HRU was assessed for each cohort during the study period including the following categories: the number of (1) IP admissions, (2) emergency room (ER) visits, (3) outpatient (OP) visits, and (4) other medical services (e.g., laboratory, radiology, and other ancillary services). HRU was compared using unadjusted and adjusted incidence rate ratios (IRRs), estimated using Poisson regressions. Multivariate Poisson regressions adjusted for potential confounding factors, including the following list of covariates: age, gender, region of residence, type of health plan, data source (Truven Health Analytics MarketScan vs IMS LifeLink Health Plan), TKI prescription fill on the index date (imatinib, nilotinib, or dasatinib), year of the index date, CML severity (mild, moderate, or severe), baseline HRU (IP admissions, ER visits, OP visits, and other medical services), and CML-related comorbidities (cytopenias and other non-hematologic events).
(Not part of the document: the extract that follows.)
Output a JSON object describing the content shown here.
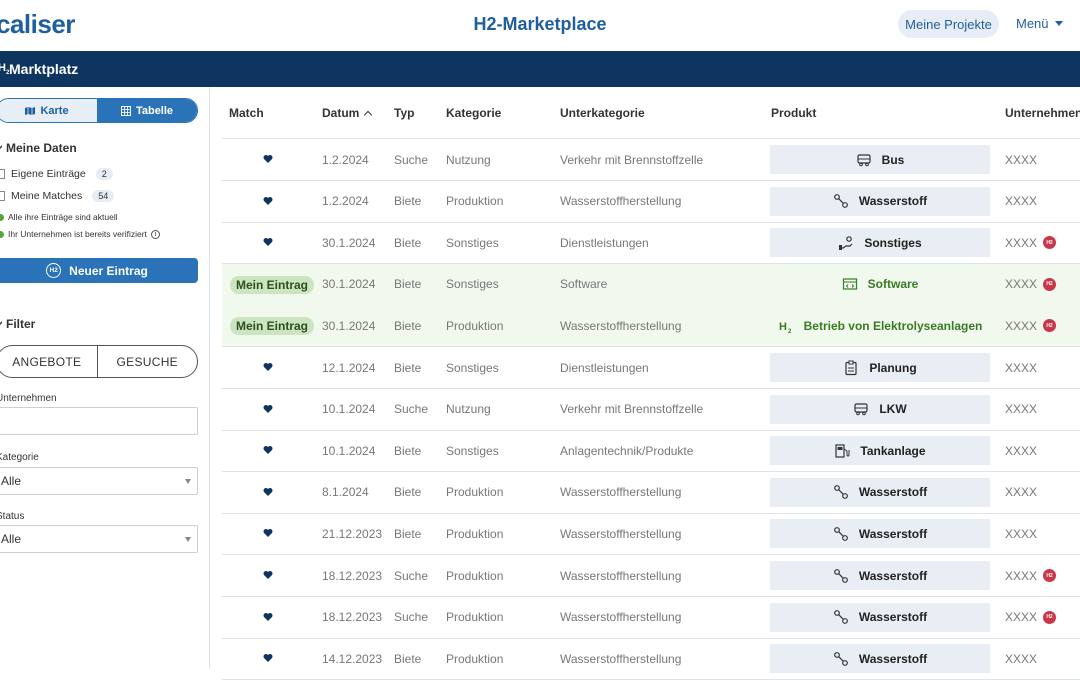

Medical service costs were measured from a managed care perspective and were inflation-adjusted to 2012 USD, using the CPI medical component. Cost categories analyzed included: IP costs, ER visit costs, OP visit costs, other medical service costs, pharmacy costs, medical costs (the sum of IP, OP, ER, and other medical services), and total medical service costs (the sum of medical costs and pharmacy costs).

Progression-related IP costs were defined as the costs of IP admissions with a diagnosis of acute myeloid leukemia or acute lymphoid leukemia, and/or having chemotherapies during hospitalization or 30 days within hospital discharge.

Statistical significance of the unadjusted cost differences between cohorts was tested using Wilcoxon rank-sum tests. Adjusted cost differences were estimated using multivariate generalized linear models with a normal distribution, adjusting for potential confounding factors, including the same list of covariates listed previously in the HRU analyses. As a sensitivity analysis of the cost differences between cohorts, the number of oncology OP visits not due to routine molecular monitoring during the study period was also included as a potential confounding factor in the multivariate regression models. This sensitivity was performed to isolate the impact of more frequent physician monitoring (overall) vs that of more frequent qPCR testing.

Results

Patient characteristics

The inclusion criteria were met by 1205 CML patients treated with TKI. Of these, 494 (41.0%) had 0 qPCR tests, 384 (31.9%) had 1–2 qPCR tests, and 327 (27.1%) had 3–4 qPCR tests during the observation period. Cohorts were well balanced in terms of gender (p = 0.7447), but patients with fewer tests were older (p < 0.001). The mean ages were 57, 53, and 51 years old for the 0, 1–2, and 3–4 tests cohorts, respectively; 48.0%, 46.4%, and 49.2% were female (Supplementary Table 1).

The median time between patients’ first observed diagnosis of CML and the index date was 15, 14, and 13 days, for the 0, 1–2, and 3–4 tests cohorts, respectively (p = 0.4507).

No statistically significant differences were observed between the three cohorts in terms of comorbidities, with the exception of cardiovascular disease and hypertension, which were more frequent in the 0 test cohort at baseline (16.0% vs 11.7% vs 7.3%; p = 0.0008 and 40.1% vs 32.0% vs 34.9%; p = 0.0421, respectively).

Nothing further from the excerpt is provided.